AUG 27, 2015

Rewards of Failure

WRITTEN BY: Ilene Schneider
Many political leaders, scientists, educators and parents believe that failure is the best teacher, according to researchers at the University of Southern California (USC), who did a new MRI study with a group of international researchers and found that having the opportunity to learn from failure can turn it into a rewarding experience – if the brain has a chance to learn from its mistakes. 
 
As Bevin Fletcher, associate editor of Bioscience Technology, reported, “Making a mistake can be a rewarding experience – as long as your brain has a chance to learn from it.” He noted that the MRI study determined that participants’ brains could activate the “reward circuit” or the “ventral striatum” if they were put in a situation that allowed them to figure out what they did wrong.

Scientists understand that the brain has two ways of learning, according to the USC researchers. One is avoidance learning, a punishing, negative experience that trains the brain to avoid a situation in which it made a mistake.
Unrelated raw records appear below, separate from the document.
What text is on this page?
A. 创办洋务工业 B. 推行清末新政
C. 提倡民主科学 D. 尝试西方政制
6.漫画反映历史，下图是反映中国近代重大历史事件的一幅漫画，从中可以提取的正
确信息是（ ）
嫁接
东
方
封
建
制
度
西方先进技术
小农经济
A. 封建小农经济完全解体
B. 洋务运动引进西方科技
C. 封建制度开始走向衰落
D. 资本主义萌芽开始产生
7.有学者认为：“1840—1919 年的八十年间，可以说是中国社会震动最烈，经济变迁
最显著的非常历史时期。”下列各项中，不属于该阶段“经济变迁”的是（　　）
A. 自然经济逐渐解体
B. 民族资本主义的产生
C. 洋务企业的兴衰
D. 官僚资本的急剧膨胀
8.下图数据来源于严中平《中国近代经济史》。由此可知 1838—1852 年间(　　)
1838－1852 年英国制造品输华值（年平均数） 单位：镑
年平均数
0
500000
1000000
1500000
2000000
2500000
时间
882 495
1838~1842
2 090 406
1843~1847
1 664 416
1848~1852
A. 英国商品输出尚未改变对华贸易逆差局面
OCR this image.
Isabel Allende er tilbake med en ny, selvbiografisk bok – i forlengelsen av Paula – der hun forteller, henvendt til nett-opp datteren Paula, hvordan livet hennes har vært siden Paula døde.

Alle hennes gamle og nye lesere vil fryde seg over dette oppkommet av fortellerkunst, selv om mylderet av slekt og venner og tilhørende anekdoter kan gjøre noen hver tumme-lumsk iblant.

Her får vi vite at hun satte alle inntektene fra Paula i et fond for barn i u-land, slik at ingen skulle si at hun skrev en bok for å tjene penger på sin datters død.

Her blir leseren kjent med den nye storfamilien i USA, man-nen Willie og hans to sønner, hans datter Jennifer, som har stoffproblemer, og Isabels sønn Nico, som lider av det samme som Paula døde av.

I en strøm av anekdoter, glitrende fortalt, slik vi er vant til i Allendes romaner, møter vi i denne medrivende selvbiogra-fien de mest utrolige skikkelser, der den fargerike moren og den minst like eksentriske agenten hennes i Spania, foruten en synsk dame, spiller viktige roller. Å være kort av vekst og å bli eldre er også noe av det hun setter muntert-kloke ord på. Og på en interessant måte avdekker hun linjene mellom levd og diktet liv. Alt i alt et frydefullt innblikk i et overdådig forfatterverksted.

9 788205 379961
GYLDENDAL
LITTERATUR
The other is reward-based learning, a positive, reinforcing experience in which the brain feels rewarded for getting the right answer.
 
“We show that, in certain circumstances, when we get enough information to contextualize the choices, then our brain essentially reaches towards the reinforcement mechanism, instead of turning toward avoidance,” said Giorgio Coricelli, a USC Dornsife associate professor of economics and psychology.
 
Published in the journal Nature Communications, the study included at 28 participants, with an average age of 26. The participants answered a series of questions. If they chose the wrong answer, they lost money. If they chose the right answer, they earned money.
 
There were three types of trials. In the first one participants’ brains were prompted to respond to getting the wrong answer with avoidance learning. The second trial prompted reward-based learning. In the third round subjects were tested to see what they learned from their failure and whether they could understand what they got wrong. Brain scans demonstrated that in the third round, “people’s brains responded positively, mimicking a reward-based learning response,” Fletcher’s article said.
 
In that third round, the participants responded positively, activating areas in their brains that some scientists call the reward circuit or the ventral striatum, Coricelli explained. This experience mimicked the brain’s reward-based learning response – as opposed to an avoidance-learning response, an experience that involves different parts of the brain that together comprise the “anterior insula.”
 
Coricelli said this process is similar to what the brain experiences when feeling regret: “With regret, for instance, if you have done something wrong, then you might change your behavior in the future,“ he added.
 
Coricelli conducted the study with scientists from the University College London, the University Pierre and Marie Curie, the Ecole Normale Superieure, and the University of Lyon. The research was funded by grants from the European Research Council and the Agence National de la Rercheche.